Further support for the memorization claim: I posted examples of novel river crossing puzzles where LLMs completely fail (on this forum).
Note that Apple’s actors / agents river crossing is a well known “jealous husbands” variant, which you can ask a chatbot to explain to you. It gladly explains, even as it can’t follow its own explanation (since of course it isn’t its own explanation but a plagiarized one, even if changes words).

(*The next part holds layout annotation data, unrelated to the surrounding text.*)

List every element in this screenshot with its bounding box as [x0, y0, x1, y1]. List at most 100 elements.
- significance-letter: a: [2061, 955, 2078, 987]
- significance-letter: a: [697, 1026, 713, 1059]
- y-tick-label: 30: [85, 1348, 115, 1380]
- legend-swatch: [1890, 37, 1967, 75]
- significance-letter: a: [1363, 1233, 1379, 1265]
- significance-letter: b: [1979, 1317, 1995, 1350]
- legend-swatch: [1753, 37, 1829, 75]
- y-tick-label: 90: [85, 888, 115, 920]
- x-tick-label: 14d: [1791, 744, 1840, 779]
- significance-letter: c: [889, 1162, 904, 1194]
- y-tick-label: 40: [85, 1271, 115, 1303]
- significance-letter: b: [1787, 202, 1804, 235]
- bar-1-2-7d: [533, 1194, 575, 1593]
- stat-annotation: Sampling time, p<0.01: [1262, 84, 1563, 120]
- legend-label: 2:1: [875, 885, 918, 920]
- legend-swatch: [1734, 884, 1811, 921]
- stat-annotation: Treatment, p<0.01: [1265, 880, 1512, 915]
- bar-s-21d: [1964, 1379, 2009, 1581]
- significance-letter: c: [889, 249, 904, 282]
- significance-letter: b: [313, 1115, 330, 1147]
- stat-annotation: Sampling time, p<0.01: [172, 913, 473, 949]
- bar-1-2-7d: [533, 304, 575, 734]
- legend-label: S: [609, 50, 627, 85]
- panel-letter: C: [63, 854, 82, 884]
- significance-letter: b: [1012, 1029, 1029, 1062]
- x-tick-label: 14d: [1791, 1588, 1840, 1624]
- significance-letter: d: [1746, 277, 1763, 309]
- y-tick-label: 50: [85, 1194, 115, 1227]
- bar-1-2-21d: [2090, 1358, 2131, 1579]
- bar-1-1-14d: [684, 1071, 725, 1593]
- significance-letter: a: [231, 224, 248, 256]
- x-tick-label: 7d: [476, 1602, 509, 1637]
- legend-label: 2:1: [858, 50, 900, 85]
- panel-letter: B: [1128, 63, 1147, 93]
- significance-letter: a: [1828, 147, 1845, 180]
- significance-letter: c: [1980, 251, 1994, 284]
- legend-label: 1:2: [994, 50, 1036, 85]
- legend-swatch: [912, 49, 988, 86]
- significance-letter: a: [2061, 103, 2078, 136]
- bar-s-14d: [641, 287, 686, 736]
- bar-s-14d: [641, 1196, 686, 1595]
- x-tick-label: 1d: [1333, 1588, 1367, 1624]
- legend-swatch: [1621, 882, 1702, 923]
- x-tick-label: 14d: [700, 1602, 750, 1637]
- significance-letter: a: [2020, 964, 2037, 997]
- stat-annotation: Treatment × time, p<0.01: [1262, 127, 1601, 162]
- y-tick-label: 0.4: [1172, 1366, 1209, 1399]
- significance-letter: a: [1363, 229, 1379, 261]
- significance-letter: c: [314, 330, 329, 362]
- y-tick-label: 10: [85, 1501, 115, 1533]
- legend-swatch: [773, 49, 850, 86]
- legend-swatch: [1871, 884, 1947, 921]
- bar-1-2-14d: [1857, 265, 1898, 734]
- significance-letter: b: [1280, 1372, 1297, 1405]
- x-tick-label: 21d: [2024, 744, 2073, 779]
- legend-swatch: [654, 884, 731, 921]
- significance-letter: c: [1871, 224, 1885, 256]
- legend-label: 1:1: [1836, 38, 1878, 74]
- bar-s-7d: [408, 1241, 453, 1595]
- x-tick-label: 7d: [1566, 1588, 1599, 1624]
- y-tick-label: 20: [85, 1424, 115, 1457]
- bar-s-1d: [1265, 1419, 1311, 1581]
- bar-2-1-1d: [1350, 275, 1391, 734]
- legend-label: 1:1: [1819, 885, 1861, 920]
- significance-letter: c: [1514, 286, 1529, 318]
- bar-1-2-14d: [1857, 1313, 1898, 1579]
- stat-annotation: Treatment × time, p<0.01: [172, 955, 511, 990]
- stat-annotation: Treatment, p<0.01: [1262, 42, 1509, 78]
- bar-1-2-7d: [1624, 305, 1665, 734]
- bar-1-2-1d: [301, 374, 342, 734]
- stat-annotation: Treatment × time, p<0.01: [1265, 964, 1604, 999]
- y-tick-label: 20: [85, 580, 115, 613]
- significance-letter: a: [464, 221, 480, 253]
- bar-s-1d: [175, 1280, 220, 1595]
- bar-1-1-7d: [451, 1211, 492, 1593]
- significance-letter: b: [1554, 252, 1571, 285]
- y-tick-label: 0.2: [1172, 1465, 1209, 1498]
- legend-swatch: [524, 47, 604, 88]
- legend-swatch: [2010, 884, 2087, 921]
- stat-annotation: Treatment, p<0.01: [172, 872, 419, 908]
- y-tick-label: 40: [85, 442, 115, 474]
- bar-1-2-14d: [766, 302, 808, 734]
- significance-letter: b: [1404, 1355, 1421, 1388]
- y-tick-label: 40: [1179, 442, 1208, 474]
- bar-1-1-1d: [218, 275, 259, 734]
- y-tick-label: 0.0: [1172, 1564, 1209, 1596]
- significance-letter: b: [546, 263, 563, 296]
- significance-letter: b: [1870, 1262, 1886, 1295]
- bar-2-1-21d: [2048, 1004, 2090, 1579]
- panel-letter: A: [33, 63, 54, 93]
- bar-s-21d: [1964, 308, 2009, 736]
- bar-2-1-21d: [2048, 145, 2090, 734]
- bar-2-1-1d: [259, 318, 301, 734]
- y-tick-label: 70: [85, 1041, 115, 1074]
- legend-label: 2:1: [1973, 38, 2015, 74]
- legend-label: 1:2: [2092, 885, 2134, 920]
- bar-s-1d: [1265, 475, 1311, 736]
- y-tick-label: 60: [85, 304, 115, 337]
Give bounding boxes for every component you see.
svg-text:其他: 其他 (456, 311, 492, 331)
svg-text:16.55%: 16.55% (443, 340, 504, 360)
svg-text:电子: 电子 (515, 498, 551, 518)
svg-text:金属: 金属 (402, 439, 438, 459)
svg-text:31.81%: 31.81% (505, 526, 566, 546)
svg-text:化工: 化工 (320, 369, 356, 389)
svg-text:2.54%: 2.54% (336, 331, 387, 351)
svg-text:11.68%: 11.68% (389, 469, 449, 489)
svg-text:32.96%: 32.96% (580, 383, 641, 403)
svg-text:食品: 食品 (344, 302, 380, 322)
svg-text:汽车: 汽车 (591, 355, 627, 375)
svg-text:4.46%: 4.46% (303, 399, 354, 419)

edit: https://awful.systems/post/4027490 and earlier https://awful.systems/post/1769506
I think what I need to do is to write up a bunch of puzzles, assign them randomly to 2 sets, and test & post one set, while holding back on the second set (not even testing it on any online chatbots). Then in a year or two see how much the set that’s public improves, vs the one that’s held back.
Latter test fails if they write a specific bit of code to put out the ‘llms fail the river crossing’ fire btw. Still a good test.
It would have to be more than just river crossings, yeah.
Although I’m also dubious that their LLM is good enough for universal river crossing puzzle solving using a tool. It’s not that simple, the constraints have to be translated into the format that the tool understands, and the answer translated back. I got told that o3 solves my river crossing variant but the chat log they gave had incorrect code being run and then a correct answer magically appearing, so I think it wasn’t anything quite as general as that.
The promptfondlers on places like /r/singularity are trying so hard to spin this paper. “It’s still doing reasoning, it just somehow mysteriously fails when you it’s reasoning gets too long!” or “LRMs improved with an intermediate number of reasoning tokens” or some other excuse. They are missing the point that short and medium length “reasoning” traces are potentially the result of pattern memorization. If the LLMs are actually reasoning and aren’t just pattern memorizing, then extending the number of reasoning tokens proportionately with the task length should let the LLMs maintain performance on the tasks instead of catastrophically failing. Because this isn’t the case, apple’s paper is evidence for what big names like Gary Marcus, Yann Lecun, and many pundits and analysts have been repeatedly saying: LLMs achieve their results through memorization, not generalization, especially not out-of-distribution generalization.
prompfondlers
Holy shit, I love it.
I still prefer promptards
i prefer that you take your ableist vocabulary somewhere else, preferably stick it up your arse.